The free rider problem – and opportunity: you heard it first at Troppo

Well I’ve been going on and on about it, but here’s an academic paper contrasting the free rider problem and opportunity.

Knowledge Properties and Economic Policy: A New Look

By Antonelli, Cristiano (University of Turin)
This paper explores the full range of effects of knowledge properties and explains how knowledge properties such as transient appropriability, nonexhaustibility and indivisibility do not only have negative effects, but also positive ones. Knowledge externalities help reduce the cost of knowledge and imitation externalities reduce the revenue and profitability of innovations. Their effects need to be considered jointly in a single analytical framework. An analysis of their combined effects questions the scope of application of the “Arrovian postulate” according to which the limited appropriability of knowledge due to its uncontrolled dissemination reduces invention. This ignores spillovers of outside knowledge, which increase invention.
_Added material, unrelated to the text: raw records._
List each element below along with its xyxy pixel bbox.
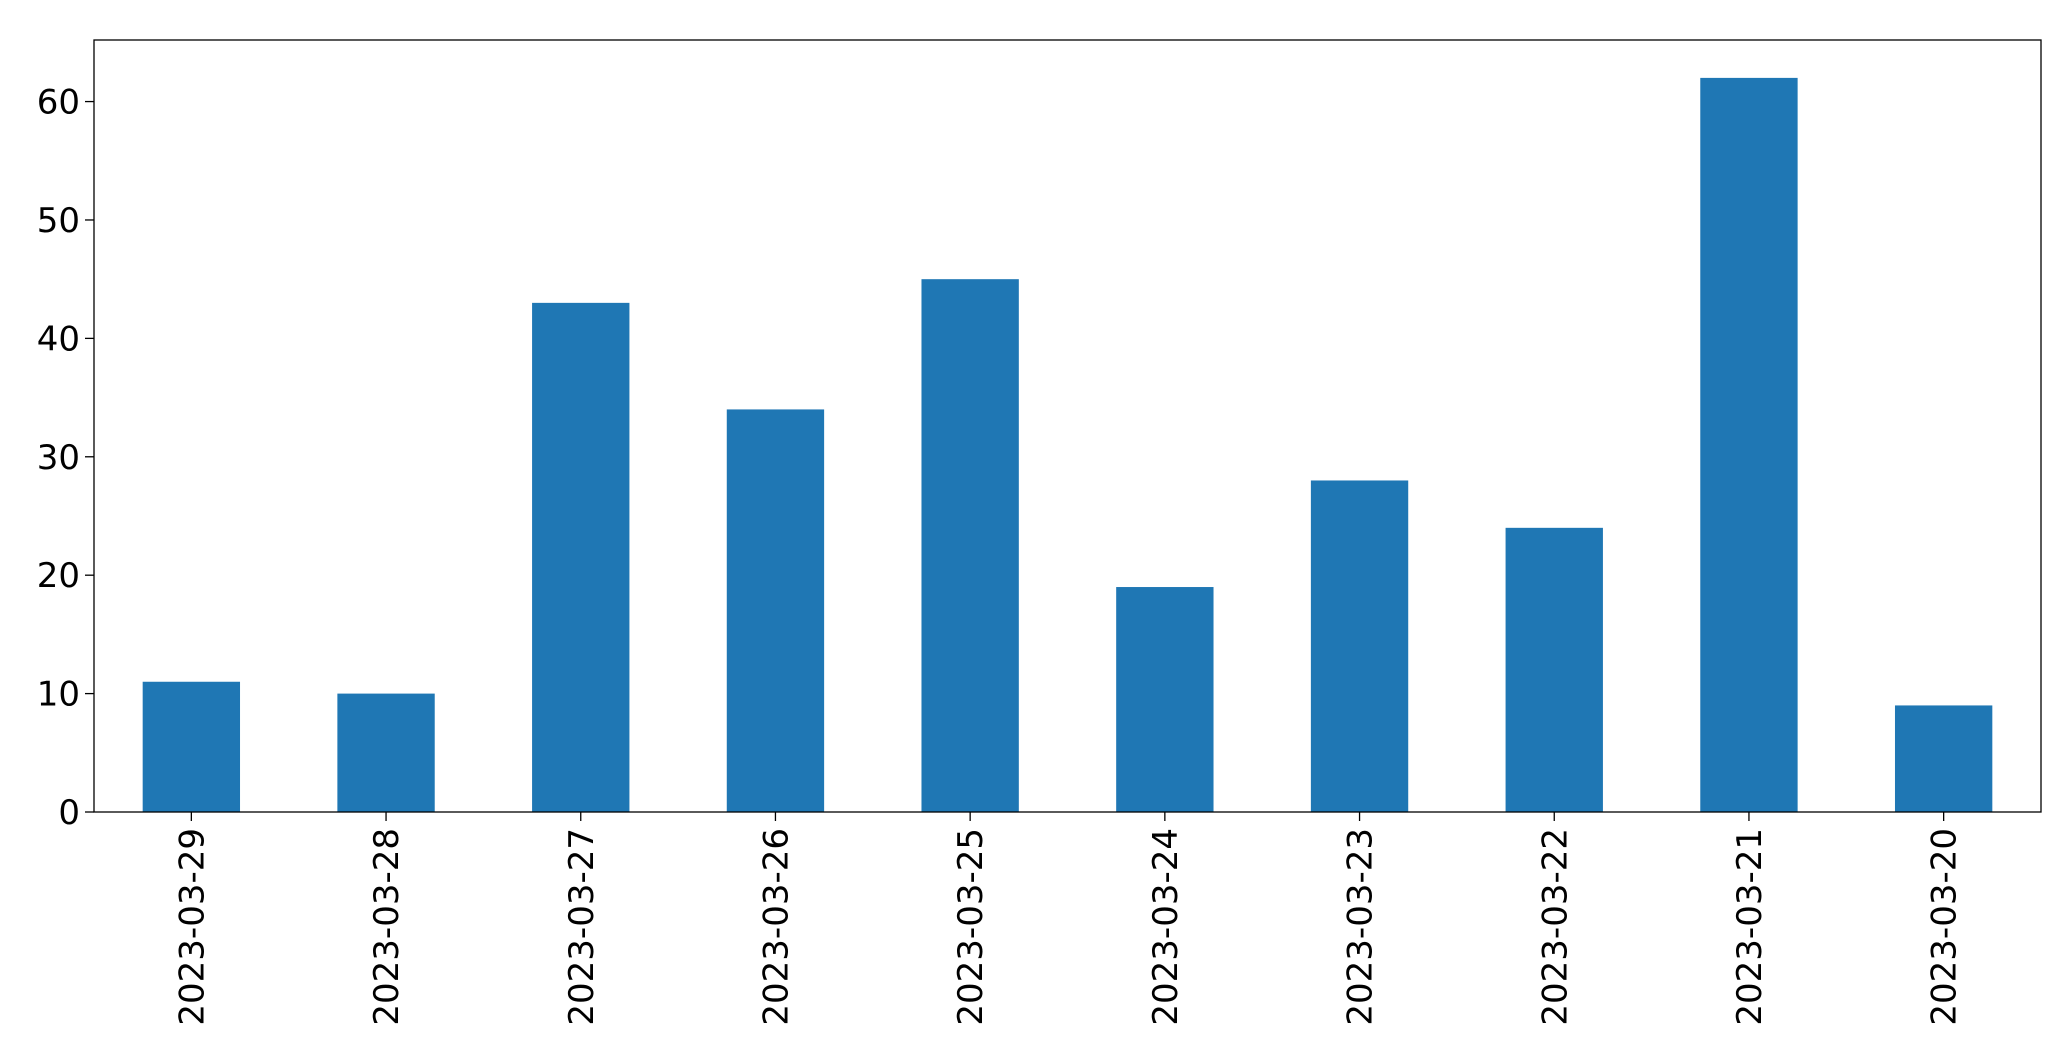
x-tick-label: 2023-03-25 xyxy=(951,828,991,1026)
bar xyxy=(1700,77,1798,812)
x-tick-label: 2023-03-24 xyxy=(1146,828,1186,1026)
bar xyxy=(142,681,241,812)
x-tick-label: 2023-03-20 xyxy=(1925,828,1965,1026)
x-tick-label: 2023-03-28 xyxy=(367,828,407,1026)
y-tick-label: 20 xyxy=(37,556,80,596)
bar xyxy=(1310,480,1409,812)
x-tick-label: 2023-03-21 xyxy=(1730,828,1770,1026)
y-tick-label: 10 xyxy=(37,675,80,715)
y-tick-label: 30 xyxy=(37,438,80,478)
x-tick-label: 2023-03-22 xyxy=(1535,828,1575,1026)
bar xyxy=(921,279,1019,812)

These are the two opposing faces of the limited appropriability of knowledge. Policy implications suggest that along with public interventions designed to support the supply of knowledge and to compensate for missing incentives, much attention should be paid to all interventions that favour the dissemination of knowledge and the knowledge connectivity of the system.

This entry was posted in Economics and public policy, Information, Intellectual Monopoly Privileges, Intellectual Property, IT and Internet. Bookmark the permalink.

One Response to The free rider problem – and opportunity: you heard it first at Troppo

  1. John Clarke says:

    I have no idea what any of that means, but I’m pretty sure I agree with it.